Ed è esattamente questa visione particolare del calcio, patrimonio individuale e collettivo della scuola tecnica italiana, riconosciuta in tutto il Mondo, che il Football Virtual Coach è studiato per supportare. Ad ogni protagonista della panchina verrà offerto uno strumento creato seguendo le sue indicazioni, finalizzato ad aiutarlo nel tenere monitorati gli aspetti statistici del gioco che ritiene fondamentali per la propria, unica, idea di calcio. Partendo da un’incredibile ricchezza di dati, che vengono raccolti e aggiornati live ogni 40 millisecondi, il tablet in panchina interviene con delle semplici notifiche push solo per segnalare degli andamenti e delle tendenze scelte direttamente dallo staff, così da intercettare le dinamiche prossime della partita e agevolare il proprio decision making.

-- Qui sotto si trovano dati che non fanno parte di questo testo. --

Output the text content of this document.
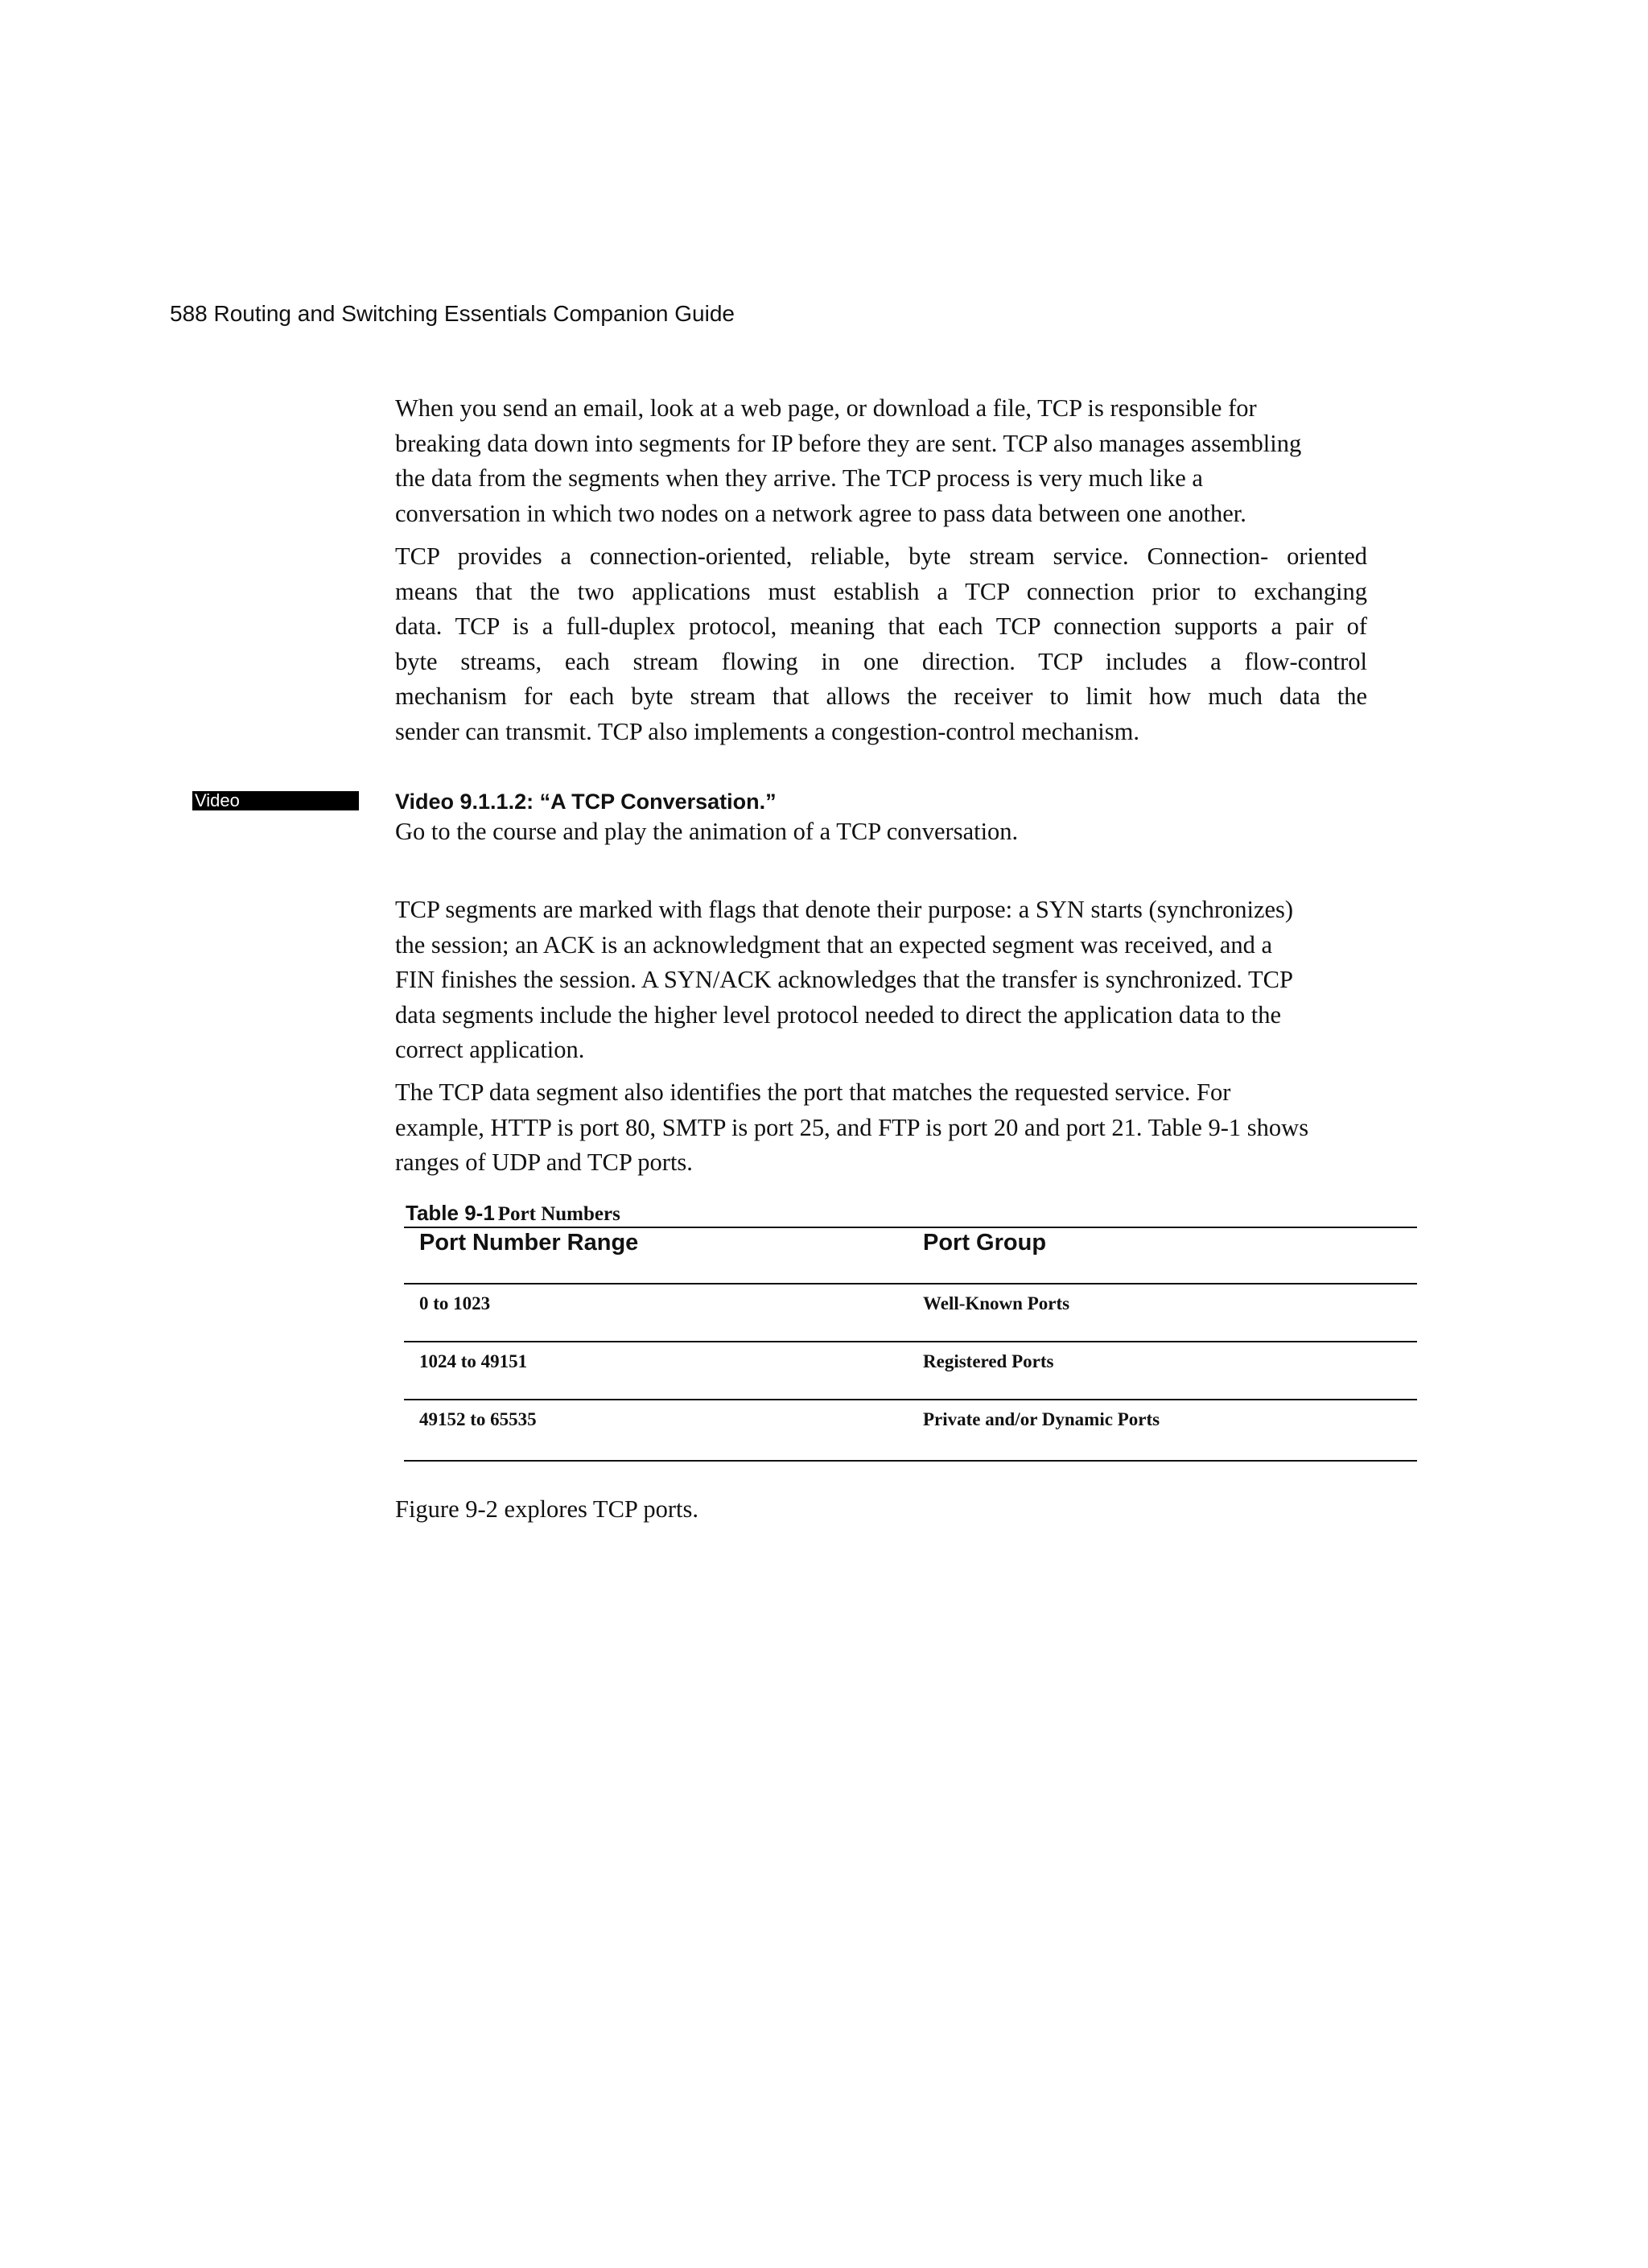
588 Routing and Switching Essentials Companion Guide
When you send an email, look at a web page, or download a file, TCP is responsible for
breaking data down into segments for IP before they are sent. TCP also manages assembling
the data from the segments when they arrive. The TCP process is very much like a
conversation in which two nodes on a network agree to pass data between one another.
TCP provides a connection-oriented, reliable, byte stream service. Connection- oriented
means that the two applications must establish a TCP connection prior to exchanging
data. TCP is a full-duplex protocol, meaning that each TCP connection supports a pair of
byte streams, each stream flowing in one direction. TCP includes a flow-control
mechanism for each byte stream that allows the receiver to limit how much data the
sender can transmit. TCP also implements a congestion-control mechanism.
Video	Video 9.1.1.2: “A TCP Conversation.”
Go to the course and play the animation of a TCP conversation.
TCP segments are marked with flags that denote their purpose: a SYN starts (synchronizes)
the session; an ACK is an acknowledgment that an expected segment was received, and a
FIN finishes the session. A SYN/ACK acknowledges that the transfer is synchronized. TCP
data segments include the higher level protocol needed to direct the application data to the
correct application.
The TCP data segment also identifies the port that matches the requested service. For
example, HTTP is port 80, SMTP is port 25, and FTP is port 20 and port 21. Table 9-1 shows
ranges of UDP and TCP ports.
Table 9-1 Port Numbers
Port Number Range	Port Group
0 to 1023	Well-Known Ports
1024 to 49151	Registered Ports
49152 to 65535	Private and/or Dynamic Ports
Figure 9-2 explores TCP ports.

Il Virtual Coach, nonostante un’interfaccia intuitiva e immediata, è uno strumento dall’architettura complessa, capace, quindi, di adattarsi a tutte le esigenze specifiche delle singole squadre e dei loro staff tecnici. Per questo motivo, esplorarne i limiti tecnologici e imparare a sfruttarne tutte le potenzialità sarà il primo grande passo in avanti per poterlo utilizzare come reale ottimizzatore della performance dei calciatori.

 

 

 

Il futuro della tecnologia nell’industria sportiva segue delle chiare dinamiche di sviluppo, orientate a mettere in risalto la centralità della componente umana, permettendole di esprimersi al proprio meglio.

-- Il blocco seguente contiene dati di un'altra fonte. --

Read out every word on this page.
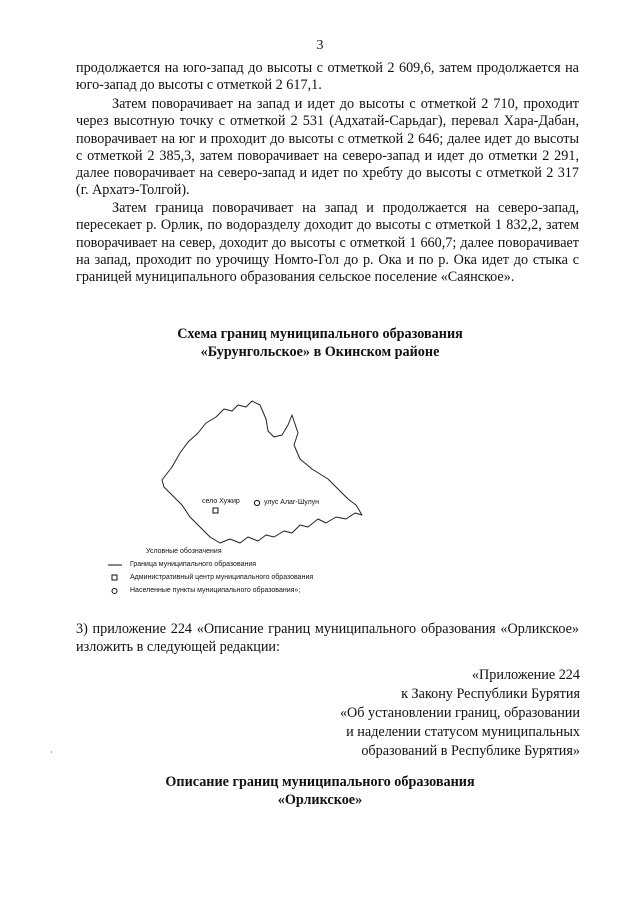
3

продолжается на юго-запад до высоты с отметкой 2 609,6, затем продолжается на юго-запад до высоты с отметкой 2 617,1.

Затем поворачивает на запад и идет до высоты с отметкой 2 710, проходит через высотную точку с отметкой 2 531 (Адхатай-Сарьдаг), перевал Хара-Дабан, поворачивает на юг и проходит до высоты с отметкой 2 646; далее идет до высоты с отметкой 2 385,3, затем поворачивает на северо-запад и идет до отметки 2 291, далее поворачивает на северо-запад и идет по хребту до высоты с отметкой 2 317 (г. Архатэ-Толгой).

Затем граница поворачивает на запад и продолжается на северо-запад, пересекает р. Орлик, по водоразделу доходит до высоты с отметкой 1 832,2, затем поворачивает на север, доходит до высоты с отметкой 1 660,7; далее поворачивает на запад, проходит по урочищу Номто-Гол до р. Ока и по р. Ока идет до стыка с границей муниципального образования сельское поселение «Саянское».

Схема границ муниципального образования
«Бурунгольское» в Окинском районе
село Хужир	улус Алаг-Шулун
Условные обозначения
Граница муниципального образования
Административный центр муниципального образования
Населенные пункты муниципального образования»;
3) приложение 224 «Описание границ муниципального образования «Орликское» изложить в следующей редакции:
«Приложение 224
к Закону Республики Бурятия
«Об установлении границ, образовании
и наделении статусом муниципальных
образований в Республике Бурятия»
·
Описание границ муниципального образования
«Орликское»
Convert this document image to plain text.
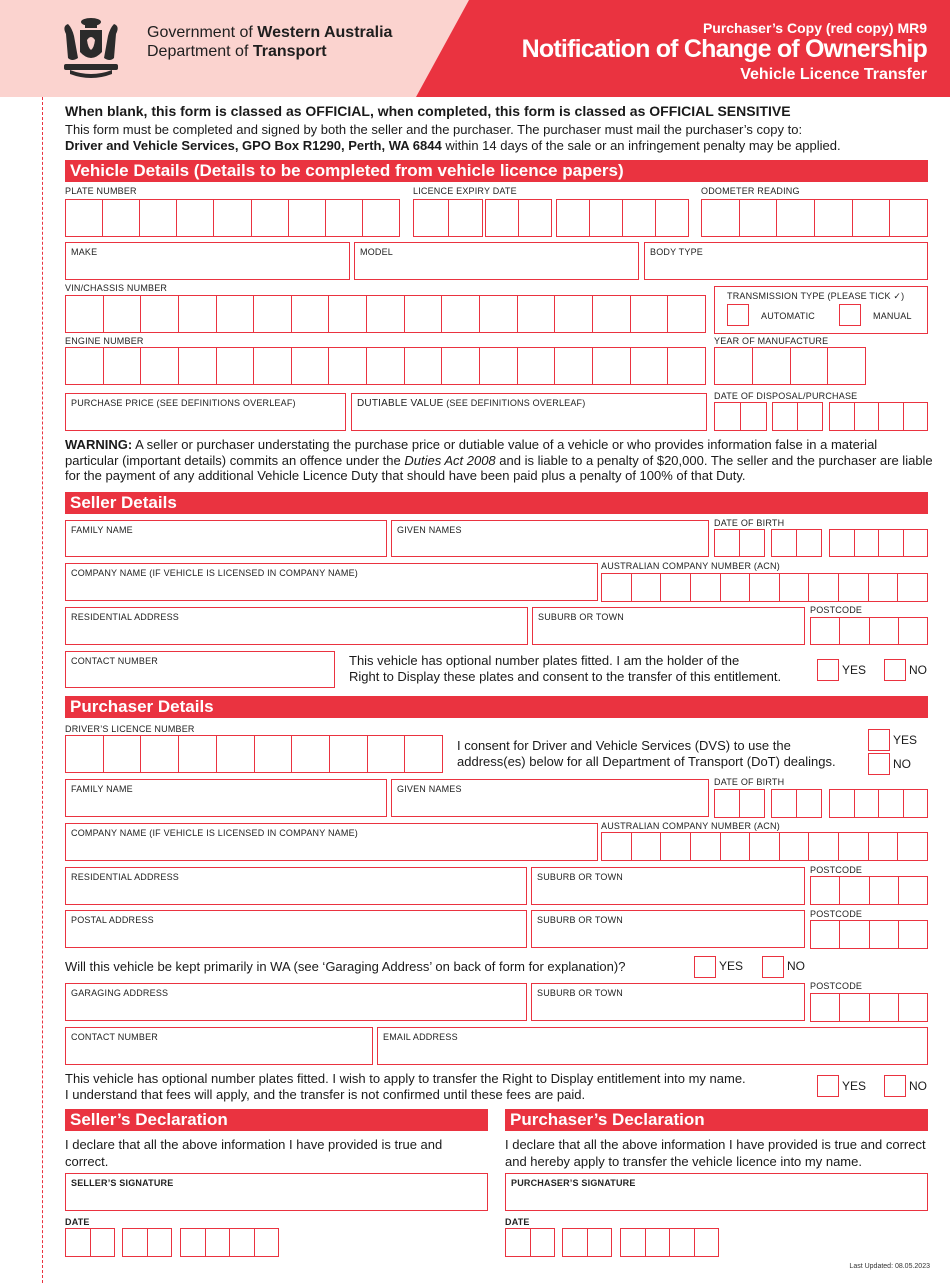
Government of Western Australia
Department of Transport
Purchaser’s Copy (red copy) MR9
Notification of Change of Ownership
Vehicle Licence Transfer
When blank, this form is classed as OFFICIAL, when completed, this form is classed as OFFICIAL SENSITIVE
This form must be completed and signed by both the seller and the purchaser. The purchaser must mail the purchaser’s copy to:
Driver and Vehicle Services, GPO Box R1290, Perth, WA 6844 within 14 days of the sale or an infringement penalty may be applied.
Vehicle Details (Details to be completed from vehicle licence papers)
PLATE NUMBER	LICENCE EXPIRY DATE	ODOMETER READING
MAKE	MODEL	BODY TYPE
VIN/CHASSIS NUMBER
TRANSMISSION TYPE (PLEASE TICK ✓)
AUTOMATIC	MANUAL
ENGINE NUMBER	YEAR OF MANUFACTURE
PURCHASE PRICE (SEE DEFINITIONS OVERLEAF)	DUTIABLE VALUE (SEE DEFINITIONS OVERLEAF)
DATE OF DISPOSAL/PURCHASE
WARNING: A seller or purchaser understating the purchase price or dutiable value of a vehicle or who provides information false in a material particular (important details) commits an offence under the Duties Act 2008 and is liable to a penalty of $20,000. The seller and the purchaser are liable for the payment of any additional Vehicle Licence Duty that should have been paid plus a penalty of 100% of that Duty.
Seller Details
FAMILY NAME	GIVEN NAMES
DATE OF BIRTH
COMPANY NAME (IF VEHICLE IS LICENSED IN COMPANY NAME)
AUSTRALIAN COMPANY NUMBER (ACN)
RESIDENTIAL ADDRESS	SUBURB OR TOWN
POSTCODE
CONTACT NUMBER	This vehicle has optional number plates fitted. I am the holder of the
Right to Display these plates and consent to the transfer of this entitlement.	YES	NO
Purchaser Details
DRIVER’S LICENCE NUMBER
I consent for Driver and Vehicle Services (DVS) to use the
address(es) below for all Department of Transport (DoT) dealings.
YES
NO
FAMILY NAME	GIVEN NAMES
DATE OF BIRTH
COMPANY NAME (IF VEHICLE IS LICENSED IN COMPANY NAME)
AUSTRALIAN COMPANY NUMBER (ACN)
RESIDENTIAL ADDRESS	SUBURB OR TOWN
POSTCODE
POSTAL ADDRESS	SUBURB OR TOWN
POSTCODE
Will this vehicle be kept primarily in WA (see ‘Garaging Address’ on back of form for explanation)?	YES	NO
GARAGING ADDRESS	SUBURB OR TOWN
POSTCODE
CONTACT NUMBER	EMAIL ADDRESS
This vehicle has optional number plates fitted. I wish to apply to transfer the Right to Display entitlement into my name.
I understand that fees will apply, and the transfer is not confirmed until these fees are paid.
YES	NO
Seller’s Declaration	Purchaser’s Declaration
I declare that all the above information I have provided is true and correct.
I declare that all the above information I have provided is true and correct and hereby apply to transfer the vehicle licence into my name.
SELLER’S SIGNATURE	PURCHASER’S SIGNATURE
DATE	DATE
Last Updated: 08.05.2023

Stadi connessi e rinnovati, applicazioni per la realtà aumentata tra le mani dello spettatore, sistemi innovativi e avanzati di scouting e la customizzazione dei prodotti di analisi statistica in tempo reale, sono solo alcune tra le più interessanti realtà dello sport del futuro, le cui dinamiche di crescita traggono fondamento dalla convinzione che una tecnologia d’avanguardia sia il vero segreto per la tutela della creatività e del divertimento dei protagonisti coinvolti.